Die Kronenarchitektur von Bäumen als diagnostisches Hilfsmittel
Interner theoretischer und praktischer Lehrgang bei Pfefferer Baumkultur
April 2025
Mit einem anspruchsvollen internen Lehrgang zum Thema „Kronenarchitektur“ mit Tom Jove, Belgien, zeigt Pfefferer Baumkultur einmal mehr, dass man nicht nur einfach Bäume „zurechtschneiden“ oder Verkehrssicherheit herstellen will. Wir sind bemüht um ein vertieftes Verständnis des „Lebewesens Baum“ in allen seinen Altersabschnitten. Fachkenntnis ist unentbehrlich, um die Gesundheit eines Baumes zu wahren oder wieder herzustellen. Und nur so lassen sich falsche Schnittmaßnahmen oder unnötige Fällungen aufgrund von Fehldiagnosen vermeiden. Mit dem Lehrgangsthema „Kronenarchitektur“ ist Pfefferer Baumkultur im deutschen Sprachraum im Sinne des Wortes „avant garde“ – einer der Pioniere in der Herangehensweise an die Baumpflege.
Worum geht es? Auch ein Laie wird bestimmte Baumarten selbst aus der Ferne aufgrund der Kronenform (dem „Habitus“) erkennen können. Doch beim eingehenderen Blick in die Krone wird man von der Vielfältigkeit, wie die verschiedenen Baumarten Stamm und Krone aufbauen, schier erschlagen. Hier nun setzt die bisher in Deutschland weitgehend noch nicht beachtete (es fehlt deswegen bisher auch ein deutschsprachiges Glossar), jedoch besonders in Frankreich, Belgien und England bereits seit den 1970er-Jahren betriebene wissenschaftliche Beschäftigung mit der Kronenarchitektur an: Die französischen Pflanzenbiologen Francis Hallé und Roelof A. A. Oldeman schufen das Grundlagenwerk einer Topologie der Kronenarchitekturen: Sie unterscheiden 23 diskrete Grundkonstruktionen, in die sich – bei aller Vielfalt – die Kronenarchitektur aller Baumarten prinzipiell einordnen lassen. Zur Unterscheidung dieser 23 Modelle und als Würdigung dienen die Namen international bekannter ehemaliger Pflanzenkundler. Während heute die Pflanzensystematik eines Carl von Linné etabliert ist, ist bezüglich eines Glossars der Kronenarchitekturen noch viel Arbeit zu leisten.

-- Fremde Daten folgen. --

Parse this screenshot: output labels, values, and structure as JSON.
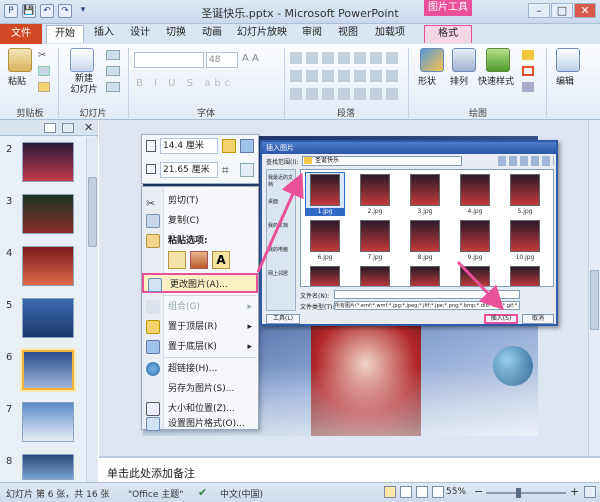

Das beträchtliche diagnostische Potential der fachlichen Betrachtung einer konkreten Kronenarchitektur beruht nun darin, dass eine bestimmte Baumart „qua Natur“ immer selbstähnliche Kronen aufzubauen versucht. Störungen am Standort oder aufgrund hohen Alters, mechanische Beschädigungen oder Schädlingsbefall sowie allgemein ungünstige Standortbedingungen (über und unter der Erde!) teilen sich jedoch durch Abweichungen von der topologisch „idealen“ Kronenarchitektur unmittelbar mit. Man kann lernen, diese Symptomatiken „zu lesen“ und zu interpretieren. Auch wird erkennbar, ob ein Baum in seiner Grundkonstitution abgängig ist oder ein Neuaufbau einer reduzierten Krone ihn noch lange Jahre erhaltenswert macht.
Mit Kronenarchitektur hat sich übrigens schon vor über 500 Jahren Leonardo da Vinci mathematisch beschäftigt: Er formulierte die Annahme, dass auf einer gegebenen Höhe die Summe der Durchmesser aller Zweige eines Baumes mehr oder weniger dem Durchmesser des Stammes entspreche.